The man slipped into the humour of the child.
“Now I see your kingdom,” he said; “it has greenish forests waving, strange transparent creatures move silently about.”
“No, that’s not my kingdom,” the child answered, “why, I can get in there; but it is not like what you think. Those are slippery fishes and the bottom is all slimy. You must fix your eyes tight and not let them slip to see my kingdom.”

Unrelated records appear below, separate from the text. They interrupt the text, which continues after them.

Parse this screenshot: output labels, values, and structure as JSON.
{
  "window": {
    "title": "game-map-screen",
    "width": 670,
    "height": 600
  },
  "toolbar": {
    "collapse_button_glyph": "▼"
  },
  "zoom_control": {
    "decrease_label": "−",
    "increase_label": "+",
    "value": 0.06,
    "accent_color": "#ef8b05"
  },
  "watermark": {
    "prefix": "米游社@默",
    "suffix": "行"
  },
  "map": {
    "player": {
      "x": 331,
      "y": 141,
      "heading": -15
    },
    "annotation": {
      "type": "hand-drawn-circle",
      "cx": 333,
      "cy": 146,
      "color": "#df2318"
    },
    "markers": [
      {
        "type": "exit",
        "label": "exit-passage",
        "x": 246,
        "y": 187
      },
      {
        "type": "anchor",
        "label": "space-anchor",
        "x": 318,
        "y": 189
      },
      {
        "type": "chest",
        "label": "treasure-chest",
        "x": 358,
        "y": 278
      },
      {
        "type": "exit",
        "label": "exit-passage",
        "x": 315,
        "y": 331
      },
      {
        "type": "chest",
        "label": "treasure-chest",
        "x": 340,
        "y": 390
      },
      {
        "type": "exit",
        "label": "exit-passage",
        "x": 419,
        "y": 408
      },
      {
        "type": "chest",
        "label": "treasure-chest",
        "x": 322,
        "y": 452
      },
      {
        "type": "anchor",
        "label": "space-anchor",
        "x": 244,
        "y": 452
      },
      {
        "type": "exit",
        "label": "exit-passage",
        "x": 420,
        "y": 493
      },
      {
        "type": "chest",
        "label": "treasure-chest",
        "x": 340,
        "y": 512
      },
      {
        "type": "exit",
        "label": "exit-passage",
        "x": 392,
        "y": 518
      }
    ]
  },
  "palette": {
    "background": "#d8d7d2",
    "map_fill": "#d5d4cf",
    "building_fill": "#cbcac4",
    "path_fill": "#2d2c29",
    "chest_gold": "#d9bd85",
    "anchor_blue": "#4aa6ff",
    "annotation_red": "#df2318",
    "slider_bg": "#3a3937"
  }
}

“Now I see it,” said the other; “it has beautiful blue sky, trees stretch twigs into it which glisten like gold—one spreads leaves like jewelled glass with the sun shining through; one stretches budding twigs made of ruby; it is far, far below the shine and the fishes; and yet when I look it is quite close to us.”
“Yes, that’s my kingdom!” cried the child.
“But isn’t it just like that behind us?” said the man, to test him.
The boy looked round. “No, that’s out-of-doors,” he said. “My kingdom is much more happy and safe, and the sky is more shining and the leaves glitter.”
“But it’s the sun’s kingdom down there even where the shine is,” said the man.